Moreover, immunohistochemical staining showed that, in the acute phase, the density of GluA1, one of the α-amino-3 hydroxy‑5 methyl -4 isoxazolepropionic acid receptor (AMPAR) subunits, at the synapses of MdV neurons was significantly increased. In addition, the GluA1/GluA2 ratio in these receptors was altered at 2 weeks post-stroke, confirming homeostatic plasticity as the underlying mechanisms of spasticity. These results provide new insights into the relationship between impaired skilled movements and spasticity at the acute post-stroke phase.

查看原文本刊更多论文

光栓中风小鼠延髓网状结构腹侧部分与痉挛的关系

脑卒中会通过脊髓的伸展反射过度兴奋引起痉挛，而手部和手指肌肉不自主收缩导致的痉挛性瘫痪会严重限制手部的熟练动作。
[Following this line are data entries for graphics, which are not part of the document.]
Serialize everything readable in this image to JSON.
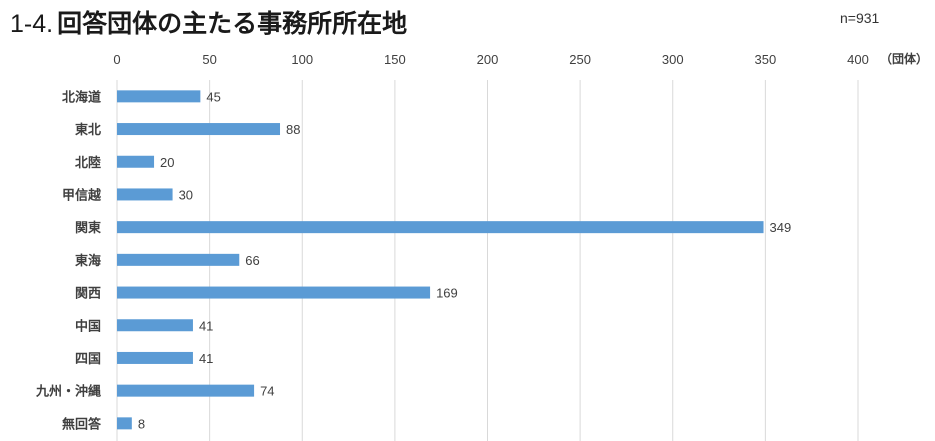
{
  "title": {
    "prefix": "1-4.",
    "text": "回答団体の主たる事務所所在地"
  },
  "sample_size": "n=931",
  "chart_data": {
    "type": "bar",
    "orientation": "horizontal",
    "title": "1-4. 回答団体の主たる事務所所在地",
    "unit_label": "（団体）",
    "xlim": [
      0,
      400
    ],
    "xticks": [
      0,
      50,
      100,
      150,
      200,
      250,
      300,
      350,
      400
    ],
    "categories": [
      "北海道",
      "東北",
      "北陸",
      "甲信越",
      "関東",
      "東海",
      "関西",
      "中国",
      "四国",
      "九州・沖縄",
      "無回答"
    ],
    "values": [
      45,
      88,
      20,
      30,
      349,
      66,
      169,
      41,
      41,
      74,
      8
    ],
    "bar_color": "#5b9bd5",
    "grid": true,
    "legend": "none"
  }
}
然而，其潜在的神经机制仍然未知。我们利用中风后痉挛的小鼠模型，利用定量激活锰增强磁共振成像技术测量了在电刺激传入神经诱发伸展反射和不刺激传入神经诱发伸展反射时神经元活动的变化。在卒中后的急性期，对侧脑干腹侧延髓网状结构（MdV）内的神经元活动增加，这种增加的特点是与痉挛有关的回路被激活。有趣的是，在正常情况下，上升电刺激可抑制刺激侧的 MdV 活动。此外，免疫组化染色显示，在急性期，MdV 神经元突触处的α-氨基-3 羟基-5 甲基-4 异恶唑丙酸受体（AMPAR）亚基之一 GluA1 的密度显著增加。此外，这些受体的 GluA1/GluA2 比值在中风后 2 周发生了变化，证实了同态可塑性是痉挛的基本机制。这些结果为研究卒中后急性期熟练动作受损与痉挛之间的关系提供了新的视角。

本文章由计算机程序翻译，如有差异，请以英文原文为准。

求助全文

约1分钟内获得全文求助全文

来源期刊

NeuroImage 医学-核医学

CiteScore

11.30

自引率

10.50%

发文量

809

审稿时长

63 days

期刊介绍： NeuroImage, a Journal of Brain Function provides a vehicle for communicating important advances in acquiring, analyzing, and modelling neuroimaging data and in applying these techniques to the study of structure-function and brain-behavior relationships. Though the emphasis is on the macroscopic level of human brain organization, meso-and microscopic neuroimaging across all species will be considered if informative for understanding the aforementioned relationships.